O elenco, composto por Ruy Brissac (Dinho), Beto Hinoto (Bento), Robson Lima (Júlio), Adriano Tunes (Samuel) e Rener Freitas (Sérgio), é, em grande parte, o ponto alto da produção. A semelhança física dos atores com os reais membros da banda é impressionante, e as atuações conseguem transmitir a energia contagiante e a irreverência que tornaram os Mamonas Assassinas tão populares. Ruy Brissac, em particular, brilha como Dinho, capturando a essência do líder da banda e seu carisma natural. Contudo, apesar do esforço do elenco, as limitações do roteiro impedem que suas performances tenham um impacto duradouro. A falta de profundidade nas motivações dos personagens e o tratamento superficial de questões importantes, como o relacionamento com as mulheres e o consumo de drogas, deixam a narrativa rasa e muitas vezes desinteressante.
A direção de Spinello, embora competente em algumas áreas, também sofre com a falta de coesão e consistência. A montagem é um dos maiores problemas do filme, com cenas excessivamente picotadas e uma estrutura narrativa desarticulada. O ritmo irregular, que alterna entre momentos de grande energia e outros de tensão mal construída, contribui para uma atmosfera descompensada que dificulta a imersão do público na história. Além disso, a transição do formato de série para filme, que já havia sido anunciada, se reflete negativamente no produto final. O filme parece querer contar uma história longa e detalhada, mas as limitações de tempo e a necessidade de condensar a trama resultam em uma narrativa apressada e sem o devido cuidado com os detalhes.
Outro ponto negativo do filme é sua escolha de trilha sonora. Apesar de ser uma cinebiografia musical, a obra opta por utilizar faixas contemporâneas que não condizem com a atmosfera da década de 1990, prejudicando a autenticidade da produção. As músicas dos Mamonas Assassinas, que poderiam ter sido a grande força emocional da obra, são pouco exploradas, e as cenas de performance não conseguem capturar a energia dos shows que marcaram a banda.

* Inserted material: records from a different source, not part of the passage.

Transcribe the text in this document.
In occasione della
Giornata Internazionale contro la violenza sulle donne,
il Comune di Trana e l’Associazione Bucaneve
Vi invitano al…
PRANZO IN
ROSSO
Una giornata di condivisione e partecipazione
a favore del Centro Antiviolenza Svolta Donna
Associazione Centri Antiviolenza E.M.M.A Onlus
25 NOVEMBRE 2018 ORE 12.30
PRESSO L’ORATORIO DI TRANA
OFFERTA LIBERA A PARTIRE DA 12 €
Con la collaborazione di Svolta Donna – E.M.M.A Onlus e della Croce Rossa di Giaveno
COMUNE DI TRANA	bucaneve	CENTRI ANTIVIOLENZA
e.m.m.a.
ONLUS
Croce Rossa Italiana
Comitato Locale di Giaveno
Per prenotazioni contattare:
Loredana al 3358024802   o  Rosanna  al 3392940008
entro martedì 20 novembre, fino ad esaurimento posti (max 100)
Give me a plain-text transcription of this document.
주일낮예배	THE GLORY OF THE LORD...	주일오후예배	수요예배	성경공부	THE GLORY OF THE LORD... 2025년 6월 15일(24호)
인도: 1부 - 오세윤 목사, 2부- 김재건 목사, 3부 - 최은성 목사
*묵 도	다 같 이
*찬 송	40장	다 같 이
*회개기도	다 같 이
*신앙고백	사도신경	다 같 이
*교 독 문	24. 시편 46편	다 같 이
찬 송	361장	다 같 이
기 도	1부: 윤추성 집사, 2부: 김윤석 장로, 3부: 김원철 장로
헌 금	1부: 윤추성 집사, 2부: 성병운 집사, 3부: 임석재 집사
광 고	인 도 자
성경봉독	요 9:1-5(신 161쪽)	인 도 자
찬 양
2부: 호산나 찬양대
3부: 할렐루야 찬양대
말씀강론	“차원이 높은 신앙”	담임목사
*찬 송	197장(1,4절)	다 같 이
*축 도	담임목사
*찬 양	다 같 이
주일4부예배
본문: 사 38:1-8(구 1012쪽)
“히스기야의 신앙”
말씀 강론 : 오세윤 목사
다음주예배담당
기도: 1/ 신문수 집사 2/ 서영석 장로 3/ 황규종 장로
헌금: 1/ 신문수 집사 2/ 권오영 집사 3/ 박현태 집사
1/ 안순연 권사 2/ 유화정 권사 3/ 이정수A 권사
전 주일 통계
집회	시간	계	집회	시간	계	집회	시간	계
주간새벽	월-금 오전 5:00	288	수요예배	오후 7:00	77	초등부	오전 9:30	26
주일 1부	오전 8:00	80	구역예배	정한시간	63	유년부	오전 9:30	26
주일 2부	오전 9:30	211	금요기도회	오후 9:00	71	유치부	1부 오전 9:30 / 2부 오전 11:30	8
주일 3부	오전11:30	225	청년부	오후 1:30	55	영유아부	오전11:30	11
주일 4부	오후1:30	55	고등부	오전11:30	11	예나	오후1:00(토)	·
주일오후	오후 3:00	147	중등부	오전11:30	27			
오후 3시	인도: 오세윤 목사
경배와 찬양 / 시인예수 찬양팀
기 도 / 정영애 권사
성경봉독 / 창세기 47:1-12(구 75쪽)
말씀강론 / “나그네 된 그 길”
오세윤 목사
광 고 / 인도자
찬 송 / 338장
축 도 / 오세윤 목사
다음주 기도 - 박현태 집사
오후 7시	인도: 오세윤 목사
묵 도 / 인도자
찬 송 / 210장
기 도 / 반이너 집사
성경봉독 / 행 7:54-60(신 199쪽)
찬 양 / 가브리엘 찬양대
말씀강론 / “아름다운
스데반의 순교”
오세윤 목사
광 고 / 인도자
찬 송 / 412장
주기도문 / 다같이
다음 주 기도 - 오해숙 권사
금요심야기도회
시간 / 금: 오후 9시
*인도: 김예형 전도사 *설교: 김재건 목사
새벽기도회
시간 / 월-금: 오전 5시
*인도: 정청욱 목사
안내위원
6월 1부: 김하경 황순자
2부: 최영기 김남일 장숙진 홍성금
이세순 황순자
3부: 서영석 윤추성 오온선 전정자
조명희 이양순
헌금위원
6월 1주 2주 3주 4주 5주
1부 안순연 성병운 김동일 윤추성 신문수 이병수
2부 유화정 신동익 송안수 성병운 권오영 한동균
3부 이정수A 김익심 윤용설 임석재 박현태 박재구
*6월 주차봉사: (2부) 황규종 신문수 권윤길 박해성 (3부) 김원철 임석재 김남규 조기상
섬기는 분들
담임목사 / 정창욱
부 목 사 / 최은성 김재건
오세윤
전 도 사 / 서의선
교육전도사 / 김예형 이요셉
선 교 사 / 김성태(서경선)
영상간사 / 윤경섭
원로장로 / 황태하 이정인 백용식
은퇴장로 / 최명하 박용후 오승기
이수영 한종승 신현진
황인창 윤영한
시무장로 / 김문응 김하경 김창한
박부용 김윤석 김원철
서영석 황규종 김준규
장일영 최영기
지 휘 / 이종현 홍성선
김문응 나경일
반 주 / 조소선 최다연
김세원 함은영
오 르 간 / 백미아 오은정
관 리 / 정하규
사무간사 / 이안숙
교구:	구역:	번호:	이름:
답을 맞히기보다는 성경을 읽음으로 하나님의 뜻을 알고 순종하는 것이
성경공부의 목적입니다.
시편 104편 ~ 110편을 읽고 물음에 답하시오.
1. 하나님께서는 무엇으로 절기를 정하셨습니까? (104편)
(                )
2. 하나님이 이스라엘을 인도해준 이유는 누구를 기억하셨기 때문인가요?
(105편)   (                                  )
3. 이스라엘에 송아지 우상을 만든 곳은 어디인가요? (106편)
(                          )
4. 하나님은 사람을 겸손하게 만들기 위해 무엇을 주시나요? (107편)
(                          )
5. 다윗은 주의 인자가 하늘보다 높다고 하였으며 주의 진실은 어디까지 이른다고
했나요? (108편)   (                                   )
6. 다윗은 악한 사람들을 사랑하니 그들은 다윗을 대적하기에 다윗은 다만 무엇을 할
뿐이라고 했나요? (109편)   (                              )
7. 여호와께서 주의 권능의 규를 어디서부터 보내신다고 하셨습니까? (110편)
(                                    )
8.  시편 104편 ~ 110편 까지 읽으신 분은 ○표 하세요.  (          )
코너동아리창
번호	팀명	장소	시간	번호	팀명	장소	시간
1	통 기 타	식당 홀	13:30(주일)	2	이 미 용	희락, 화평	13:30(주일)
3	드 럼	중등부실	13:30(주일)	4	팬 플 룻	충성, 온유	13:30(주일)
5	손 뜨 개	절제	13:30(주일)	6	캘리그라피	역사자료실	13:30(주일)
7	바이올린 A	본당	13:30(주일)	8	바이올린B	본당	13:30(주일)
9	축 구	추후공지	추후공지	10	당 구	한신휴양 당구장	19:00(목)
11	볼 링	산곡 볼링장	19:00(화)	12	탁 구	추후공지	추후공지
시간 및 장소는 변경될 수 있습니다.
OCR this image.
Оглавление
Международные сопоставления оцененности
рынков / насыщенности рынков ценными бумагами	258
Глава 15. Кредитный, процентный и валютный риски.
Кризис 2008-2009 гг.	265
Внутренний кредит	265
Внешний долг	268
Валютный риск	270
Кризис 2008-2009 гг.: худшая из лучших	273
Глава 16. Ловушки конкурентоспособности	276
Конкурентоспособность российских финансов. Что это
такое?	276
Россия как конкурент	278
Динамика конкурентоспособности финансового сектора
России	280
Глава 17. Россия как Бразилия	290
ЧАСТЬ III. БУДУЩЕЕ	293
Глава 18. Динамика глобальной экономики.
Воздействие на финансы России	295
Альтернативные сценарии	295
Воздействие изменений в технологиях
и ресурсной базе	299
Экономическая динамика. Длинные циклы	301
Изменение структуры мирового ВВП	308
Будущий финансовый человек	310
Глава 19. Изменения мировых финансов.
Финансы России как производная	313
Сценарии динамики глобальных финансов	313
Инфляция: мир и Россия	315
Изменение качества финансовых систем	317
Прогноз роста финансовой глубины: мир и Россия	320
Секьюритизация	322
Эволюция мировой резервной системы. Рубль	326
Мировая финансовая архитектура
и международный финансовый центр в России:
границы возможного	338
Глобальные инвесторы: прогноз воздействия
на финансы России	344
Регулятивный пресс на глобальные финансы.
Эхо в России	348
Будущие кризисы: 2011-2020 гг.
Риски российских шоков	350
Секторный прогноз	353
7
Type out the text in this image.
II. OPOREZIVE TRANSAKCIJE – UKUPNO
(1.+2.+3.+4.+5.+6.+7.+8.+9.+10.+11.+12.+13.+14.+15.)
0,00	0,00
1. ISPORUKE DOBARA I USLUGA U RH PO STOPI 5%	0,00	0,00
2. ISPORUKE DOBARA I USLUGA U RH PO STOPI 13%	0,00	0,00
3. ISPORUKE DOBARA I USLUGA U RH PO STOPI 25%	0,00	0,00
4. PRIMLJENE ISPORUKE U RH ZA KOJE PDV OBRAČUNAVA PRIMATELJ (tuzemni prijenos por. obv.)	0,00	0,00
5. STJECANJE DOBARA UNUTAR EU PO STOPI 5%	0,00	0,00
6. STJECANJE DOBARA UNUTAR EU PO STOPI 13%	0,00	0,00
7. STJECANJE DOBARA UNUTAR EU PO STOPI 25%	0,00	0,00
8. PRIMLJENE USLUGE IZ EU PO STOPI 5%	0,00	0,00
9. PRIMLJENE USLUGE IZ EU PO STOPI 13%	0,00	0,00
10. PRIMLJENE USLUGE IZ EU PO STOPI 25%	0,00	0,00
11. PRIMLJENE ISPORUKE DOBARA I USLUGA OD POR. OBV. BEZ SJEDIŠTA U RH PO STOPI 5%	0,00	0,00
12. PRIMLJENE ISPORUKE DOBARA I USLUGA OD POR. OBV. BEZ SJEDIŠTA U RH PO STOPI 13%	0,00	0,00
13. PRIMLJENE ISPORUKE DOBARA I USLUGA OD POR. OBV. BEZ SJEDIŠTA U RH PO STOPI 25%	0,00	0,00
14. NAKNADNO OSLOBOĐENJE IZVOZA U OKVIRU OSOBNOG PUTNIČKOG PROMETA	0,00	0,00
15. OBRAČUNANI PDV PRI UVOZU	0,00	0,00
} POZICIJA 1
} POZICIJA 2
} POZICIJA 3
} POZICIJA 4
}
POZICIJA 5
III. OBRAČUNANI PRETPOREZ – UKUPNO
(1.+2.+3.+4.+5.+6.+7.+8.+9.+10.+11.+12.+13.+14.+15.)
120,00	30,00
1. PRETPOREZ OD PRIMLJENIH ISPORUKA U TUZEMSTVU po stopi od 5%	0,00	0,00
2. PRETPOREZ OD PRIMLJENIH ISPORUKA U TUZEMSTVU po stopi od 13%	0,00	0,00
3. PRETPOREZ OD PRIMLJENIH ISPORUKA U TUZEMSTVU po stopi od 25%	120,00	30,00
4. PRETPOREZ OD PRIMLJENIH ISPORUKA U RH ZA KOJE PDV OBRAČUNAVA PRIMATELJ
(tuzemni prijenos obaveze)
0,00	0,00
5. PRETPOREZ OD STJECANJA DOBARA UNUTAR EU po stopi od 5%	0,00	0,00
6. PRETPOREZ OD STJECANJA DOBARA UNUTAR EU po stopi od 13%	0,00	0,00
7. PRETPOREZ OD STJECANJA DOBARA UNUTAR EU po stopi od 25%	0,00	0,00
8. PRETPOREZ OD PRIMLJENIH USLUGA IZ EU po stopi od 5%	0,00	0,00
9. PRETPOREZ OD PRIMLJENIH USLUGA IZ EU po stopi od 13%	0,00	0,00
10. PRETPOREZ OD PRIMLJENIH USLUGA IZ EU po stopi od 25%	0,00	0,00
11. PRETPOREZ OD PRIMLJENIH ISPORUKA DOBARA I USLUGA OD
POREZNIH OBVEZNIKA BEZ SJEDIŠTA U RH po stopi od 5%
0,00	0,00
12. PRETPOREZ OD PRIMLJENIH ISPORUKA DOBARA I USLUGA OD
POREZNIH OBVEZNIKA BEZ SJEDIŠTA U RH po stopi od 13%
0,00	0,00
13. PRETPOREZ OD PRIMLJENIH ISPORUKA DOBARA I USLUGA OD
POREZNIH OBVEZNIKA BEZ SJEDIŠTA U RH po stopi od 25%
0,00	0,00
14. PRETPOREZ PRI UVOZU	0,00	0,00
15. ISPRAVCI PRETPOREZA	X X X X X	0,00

A música, um dos pilares da identidade do grupo, é tratada de maneira superficial, sem o devido destaque ou resgate do seu impacto cultural.
O filme também falha em explorar as questões mais sombrias e complicadas que marcaram a trajetória da banda, como a luta contra o sistema da indústria musical, o impacto da fama e a tragédia que encerrou sua história. A morte dos Mamonas Assassinas, embora retratada, é apenas um ponto final de um enredo que não consegue explorar adequadamente as consequências da vida e da morte desses jovens. A decisão de não centrar o filme em torno dessa tragédia é válida em certo sentido, pois evita o sensacionalismo, mas a forma como a narrativa aborda o fim do grupo não faz jus ao legado deixado por eles.
"Mamonas Assassinas: O Filme" é uma produção que busca capturar o espírito irreverente e a energia contagiante de um dos grupos mais icônicos do Brasil, mas não consegue entregar uma cinebiografia coerente e impactante. A falta de um roteiro mais estruturado, o tratamento superficial dos personagens e a direção inconsistente resultam em uma obra que, embora carinhosa em sua intenção, não faz jus à complexidade e ao legado dos Mamonas Assassinas. O filme é, portanto, uma oportunidade perdida de se fazer justiça a uma das bandas mais influentes da história da música brasileira.